Enyart sued the NCBE, ACT and the State Bar of California in California federal court for violations of the Americans with Disabilities Act and state civil rights laws.

She asked the court to order the NCBE to allow her to use a computer equipped with ZoomText and JAWS, presenting a sworn statement from her ophthalmologist to back up her software preferences.

Finding that the accommodations provided by the NCBE were not sufficient to make the test accessible to Enyart, and that she would be kept from pursuing her chosen profession if her requests were not met, U.S. District Judge Charles Breyer granted a preliminary injunction and ordered NCBE to provide the software. He required Enyart to put up a $5,000 bond to cover the costs in case the NCBE eventually proved that the injunction was illegal.

The NCBE appealed, and while the case was pending Enyart took and failed the Multistate Professional Responsibility Exam (MPRE) and the bar exam. She requested a second preliminary injunction to take the tests again, which the court granted. Enyart has since received a high enough score on the August 2010 MPRE to qualify for admission to the California Bar but she failed to pass the July 2010 California Bar Exam, according to the ruling.

Regardless of her scores on the tests, however, the injunctions ordering the NCBE to accommodate Enyart with assistive software hold up, the federal appeals panel in San Francisco ruled Tuesday.
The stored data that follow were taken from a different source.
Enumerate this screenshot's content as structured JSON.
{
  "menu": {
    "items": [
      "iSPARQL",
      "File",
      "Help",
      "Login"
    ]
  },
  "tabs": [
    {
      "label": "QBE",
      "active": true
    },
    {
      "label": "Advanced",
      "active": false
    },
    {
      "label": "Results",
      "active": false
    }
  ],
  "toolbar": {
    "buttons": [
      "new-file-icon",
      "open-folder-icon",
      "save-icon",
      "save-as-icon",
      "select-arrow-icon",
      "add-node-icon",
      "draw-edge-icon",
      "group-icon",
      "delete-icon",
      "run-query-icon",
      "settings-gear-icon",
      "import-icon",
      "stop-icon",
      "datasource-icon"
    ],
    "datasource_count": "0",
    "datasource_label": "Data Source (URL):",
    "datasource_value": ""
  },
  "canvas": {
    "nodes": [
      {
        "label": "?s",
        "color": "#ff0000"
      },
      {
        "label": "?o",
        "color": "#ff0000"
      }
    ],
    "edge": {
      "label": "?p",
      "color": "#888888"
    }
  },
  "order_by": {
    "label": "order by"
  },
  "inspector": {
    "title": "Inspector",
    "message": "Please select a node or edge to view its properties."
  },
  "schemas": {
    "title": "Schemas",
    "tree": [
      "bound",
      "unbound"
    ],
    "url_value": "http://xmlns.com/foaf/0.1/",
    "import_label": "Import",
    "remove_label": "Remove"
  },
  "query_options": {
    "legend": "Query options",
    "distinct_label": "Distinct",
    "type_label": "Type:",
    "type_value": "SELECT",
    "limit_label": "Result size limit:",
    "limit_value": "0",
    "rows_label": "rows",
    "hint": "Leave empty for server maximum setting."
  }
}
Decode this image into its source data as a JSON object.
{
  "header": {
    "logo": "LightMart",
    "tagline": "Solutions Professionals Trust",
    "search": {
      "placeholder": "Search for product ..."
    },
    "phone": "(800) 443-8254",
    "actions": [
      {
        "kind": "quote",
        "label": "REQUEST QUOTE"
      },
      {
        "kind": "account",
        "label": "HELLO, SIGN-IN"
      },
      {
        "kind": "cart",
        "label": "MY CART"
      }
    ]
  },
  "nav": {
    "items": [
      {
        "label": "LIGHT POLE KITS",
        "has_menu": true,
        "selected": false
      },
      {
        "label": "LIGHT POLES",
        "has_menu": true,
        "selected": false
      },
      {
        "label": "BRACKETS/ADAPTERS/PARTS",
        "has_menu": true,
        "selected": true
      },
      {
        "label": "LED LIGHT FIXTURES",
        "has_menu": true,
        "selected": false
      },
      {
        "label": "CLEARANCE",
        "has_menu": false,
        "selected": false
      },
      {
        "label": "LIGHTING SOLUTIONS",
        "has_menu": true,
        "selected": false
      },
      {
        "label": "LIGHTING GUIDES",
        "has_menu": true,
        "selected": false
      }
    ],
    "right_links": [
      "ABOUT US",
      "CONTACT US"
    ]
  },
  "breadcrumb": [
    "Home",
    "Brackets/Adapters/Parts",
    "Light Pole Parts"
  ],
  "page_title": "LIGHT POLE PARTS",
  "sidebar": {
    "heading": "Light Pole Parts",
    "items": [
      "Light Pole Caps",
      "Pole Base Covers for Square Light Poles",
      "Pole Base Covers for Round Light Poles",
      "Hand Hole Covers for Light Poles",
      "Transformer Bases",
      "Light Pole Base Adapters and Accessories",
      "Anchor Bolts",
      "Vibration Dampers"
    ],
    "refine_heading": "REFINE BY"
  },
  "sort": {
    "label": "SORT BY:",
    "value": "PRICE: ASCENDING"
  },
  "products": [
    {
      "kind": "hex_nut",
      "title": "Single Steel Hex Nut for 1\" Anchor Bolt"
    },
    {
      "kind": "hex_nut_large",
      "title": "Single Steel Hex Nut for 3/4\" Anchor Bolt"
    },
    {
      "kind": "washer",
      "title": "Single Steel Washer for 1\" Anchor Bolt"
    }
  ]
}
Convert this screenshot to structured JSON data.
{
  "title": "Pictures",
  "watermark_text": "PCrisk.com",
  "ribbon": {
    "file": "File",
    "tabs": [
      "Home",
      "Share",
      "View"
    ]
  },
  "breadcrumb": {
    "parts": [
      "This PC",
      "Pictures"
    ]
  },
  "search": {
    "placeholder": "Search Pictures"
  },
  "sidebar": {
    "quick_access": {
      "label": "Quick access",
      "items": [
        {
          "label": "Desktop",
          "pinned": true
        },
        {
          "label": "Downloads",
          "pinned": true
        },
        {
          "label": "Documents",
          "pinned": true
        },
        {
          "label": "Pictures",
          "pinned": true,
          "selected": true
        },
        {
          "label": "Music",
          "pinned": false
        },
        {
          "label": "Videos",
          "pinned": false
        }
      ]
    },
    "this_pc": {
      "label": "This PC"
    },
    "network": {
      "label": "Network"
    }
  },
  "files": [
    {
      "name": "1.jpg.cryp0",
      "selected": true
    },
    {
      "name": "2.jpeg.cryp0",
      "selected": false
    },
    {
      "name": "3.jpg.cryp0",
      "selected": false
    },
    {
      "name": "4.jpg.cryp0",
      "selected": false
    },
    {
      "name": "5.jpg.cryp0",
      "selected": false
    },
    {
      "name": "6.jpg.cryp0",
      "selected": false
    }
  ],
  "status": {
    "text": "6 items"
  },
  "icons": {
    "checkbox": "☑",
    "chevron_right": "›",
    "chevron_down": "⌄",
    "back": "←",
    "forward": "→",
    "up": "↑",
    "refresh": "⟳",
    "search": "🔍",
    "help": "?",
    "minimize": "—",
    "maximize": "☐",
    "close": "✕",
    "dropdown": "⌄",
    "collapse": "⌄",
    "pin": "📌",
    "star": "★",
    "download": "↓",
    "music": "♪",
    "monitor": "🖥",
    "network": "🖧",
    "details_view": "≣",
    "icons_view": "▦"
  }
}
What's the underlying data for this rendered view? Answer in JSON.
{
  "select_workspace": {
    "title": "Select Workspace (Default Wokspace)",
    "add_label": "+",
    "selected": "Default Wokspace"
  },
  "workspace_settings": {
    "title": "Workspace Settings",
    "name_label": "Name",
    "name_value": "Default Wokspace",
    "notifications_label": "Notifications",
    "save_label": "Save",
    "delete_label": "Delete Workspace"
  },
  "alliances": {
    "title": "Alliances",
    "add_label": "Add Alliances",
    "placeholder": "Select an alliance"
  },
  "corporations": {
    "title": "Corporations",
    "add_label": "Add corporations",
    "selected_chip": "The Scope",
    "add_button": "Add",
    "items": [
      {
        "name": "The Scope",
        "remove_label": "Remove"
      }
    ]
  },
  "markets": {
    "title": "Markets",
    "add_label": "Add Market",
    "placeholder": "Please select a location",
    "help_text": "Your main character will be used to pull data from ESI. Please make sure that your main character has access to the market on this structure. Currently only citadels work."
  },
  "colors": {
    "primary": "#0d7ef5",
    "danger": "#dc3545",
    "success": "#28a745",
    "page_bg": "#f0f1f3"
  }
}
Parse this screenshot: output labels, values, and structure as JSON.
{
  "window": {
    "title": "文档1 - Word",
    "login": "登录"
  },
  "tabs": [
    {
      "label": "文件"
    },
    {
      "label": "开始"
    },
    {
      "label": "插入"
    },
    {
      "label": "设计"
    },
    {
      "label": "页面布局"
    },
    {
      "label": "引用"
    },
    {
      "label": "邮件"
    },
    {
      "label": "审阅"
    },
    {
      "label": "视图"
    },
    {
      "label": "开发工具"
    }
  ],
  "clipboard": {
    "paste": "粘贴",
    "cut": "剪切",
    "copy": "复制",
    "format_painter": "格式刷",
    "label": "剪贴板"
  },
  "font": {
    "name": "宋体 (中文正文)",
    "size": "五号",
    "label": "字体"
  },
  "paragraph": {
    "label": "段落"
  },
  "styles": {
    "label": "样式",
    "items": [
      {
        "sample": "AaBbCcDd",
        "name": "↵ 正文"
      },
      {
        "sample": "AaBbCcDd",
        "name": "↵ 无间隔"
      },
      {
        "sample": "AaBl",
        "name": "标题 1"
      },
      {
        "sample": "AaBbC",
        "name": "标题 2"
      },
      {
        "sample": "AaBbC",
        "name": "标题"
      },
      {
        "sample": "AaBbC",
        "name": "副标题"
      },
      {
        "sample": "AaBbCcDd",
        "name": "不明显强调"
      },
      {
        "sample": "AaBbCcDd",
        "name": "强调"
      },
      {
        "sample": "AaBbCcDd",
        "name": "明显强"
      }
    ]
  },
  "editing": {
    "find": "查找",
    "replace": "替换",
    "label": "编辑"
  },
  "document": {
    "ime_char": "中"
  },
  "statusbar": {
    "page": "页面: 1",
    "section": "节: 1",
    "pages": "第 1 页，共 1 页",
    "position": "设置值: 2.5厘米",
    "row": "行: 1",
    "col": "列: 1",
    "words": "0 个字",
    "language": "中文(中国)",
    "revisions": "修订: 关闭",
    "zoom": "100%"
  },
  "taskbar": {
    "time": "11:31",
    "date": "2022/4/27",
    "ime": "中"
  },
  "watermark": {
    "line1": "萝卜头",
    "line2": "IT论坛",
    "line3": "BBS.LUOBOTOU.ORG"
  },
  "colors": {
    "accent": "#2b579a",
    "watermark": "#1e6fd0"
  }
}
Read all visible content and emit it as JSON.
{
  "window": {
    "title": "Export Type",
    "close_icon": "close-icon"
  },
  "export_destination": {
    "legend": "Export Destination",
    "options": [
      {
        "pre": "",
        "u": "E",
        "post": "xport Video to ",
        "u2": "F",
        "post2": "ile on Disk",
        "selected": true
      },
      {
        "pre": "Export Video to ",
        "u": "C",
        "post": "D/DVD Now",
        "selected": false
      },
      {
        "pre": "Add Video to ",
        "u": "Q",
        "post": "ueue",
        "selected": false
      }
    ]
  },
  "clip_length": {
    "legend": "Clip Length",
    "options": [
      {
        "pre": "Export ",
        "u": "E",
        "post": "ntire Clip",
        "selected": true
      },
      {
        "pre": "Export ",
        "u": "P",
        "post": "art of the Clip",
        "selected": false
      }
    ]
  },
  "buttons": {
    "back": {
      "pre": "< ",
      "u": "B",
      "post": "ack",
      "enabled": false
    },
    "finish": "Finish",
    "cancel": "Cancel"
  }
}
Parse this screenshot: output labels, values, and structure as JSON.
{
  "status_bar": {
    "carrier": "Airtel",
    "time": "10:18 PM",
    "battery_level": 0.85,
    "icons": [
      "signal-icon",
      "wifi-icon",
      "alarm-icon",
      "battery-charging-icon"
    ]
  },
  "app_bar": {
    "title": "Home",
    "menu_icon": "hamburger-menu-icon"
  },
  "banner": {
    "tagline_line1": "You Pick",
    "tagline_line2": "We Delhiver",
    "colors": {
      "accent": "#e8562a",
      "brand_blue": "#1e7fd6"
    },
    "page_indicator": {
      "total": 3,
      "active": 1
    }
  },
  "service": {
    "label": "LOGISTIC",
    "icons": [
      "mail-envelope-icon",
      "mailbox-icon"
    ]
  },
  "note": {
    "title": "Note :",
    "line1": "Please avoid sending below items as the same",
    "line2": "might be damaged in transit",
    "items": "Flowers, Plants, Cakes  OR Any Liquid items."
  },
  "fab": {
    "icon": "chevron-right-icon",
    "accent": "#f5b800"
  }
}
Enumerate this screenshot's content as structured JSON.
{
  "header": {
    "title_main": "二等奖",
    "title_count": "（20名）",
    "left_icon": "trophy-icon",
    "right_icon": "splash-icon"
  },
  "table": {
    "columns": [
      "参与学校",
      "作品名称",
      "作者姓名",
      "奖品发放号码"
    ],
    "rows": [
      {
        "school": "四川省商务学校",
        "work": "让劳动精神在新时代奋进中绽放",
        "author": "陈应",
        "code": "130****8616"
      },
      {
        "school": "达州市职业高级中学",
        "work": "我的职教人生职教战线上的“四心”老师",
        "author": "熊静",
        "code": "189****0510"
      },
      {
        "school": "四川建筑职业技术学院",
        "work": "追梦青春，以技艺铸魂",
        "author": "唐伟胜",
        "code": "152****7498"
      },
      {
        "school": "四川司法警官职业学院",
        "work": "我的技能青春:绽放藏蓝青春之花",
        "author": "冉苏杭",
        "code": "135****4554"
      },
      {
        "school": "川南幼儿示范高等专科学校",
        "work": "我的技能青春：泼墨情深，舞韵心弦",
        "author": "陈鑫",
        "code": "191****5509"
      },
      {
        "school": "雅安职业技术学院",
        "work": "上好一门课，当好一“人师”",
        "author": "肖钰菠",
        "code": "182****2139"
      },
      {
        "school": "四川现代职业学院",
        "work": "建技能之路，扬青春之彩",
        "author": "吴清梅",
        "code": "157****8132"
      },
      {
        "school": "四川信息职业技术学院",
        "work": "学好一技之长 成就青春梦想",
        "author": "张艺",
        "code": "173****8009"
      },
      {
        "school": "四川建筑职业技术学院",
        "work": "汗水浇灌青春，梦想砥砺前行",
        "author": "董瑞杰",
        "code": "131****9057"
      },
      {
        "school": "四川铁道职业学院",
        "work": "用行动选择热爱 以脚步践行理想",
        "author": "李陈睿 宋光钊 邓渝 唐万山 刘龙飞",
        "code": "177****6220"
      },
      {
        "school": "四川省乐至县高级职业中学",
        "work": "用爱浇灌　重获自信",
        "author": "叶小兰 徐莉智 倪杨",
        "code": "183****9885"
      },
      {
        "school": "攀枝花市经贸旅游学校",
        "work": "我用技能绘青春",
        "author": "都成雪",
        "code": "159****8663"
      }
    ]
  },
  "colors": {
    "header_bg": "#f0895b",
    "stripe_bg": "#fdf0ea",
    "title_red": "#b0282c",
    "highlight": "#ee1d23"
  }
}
"The district court did not err in concluding that Enyart would likely lose the chance to pursue her chosen profession," Judge Barry Silverman wrote for the three-judge panel. "If she fails the bar exam or scores too low on the MPRE to qualify for admission, Enyart cannot be licensed to practice law in California. This conclusion is not speculative, but rather is prescribed by California law."

The appeals court also backed the federal judge's conclusion that, without an injunction, Enyart faced more difficulty than that faced by NCBE in accommodating her.

Though NCBE argued that Enyart's requested accommodations were expensive and posed a security concern, Enyart posted two $5,000 injunction bonds to cover NCBE's costs if it prevails on the merits at trial, the court found.

The injunction also minimized security risks by requiring Enyart to use an NCBE laptop.

"Compared to the likelihood that Enyart would suffer irreparable harm by losing the chance to pursue her chosen profession in the absence of an injunction, the potential harm to NCBE resulting from injunctive relief was minimal," Silverman wrote.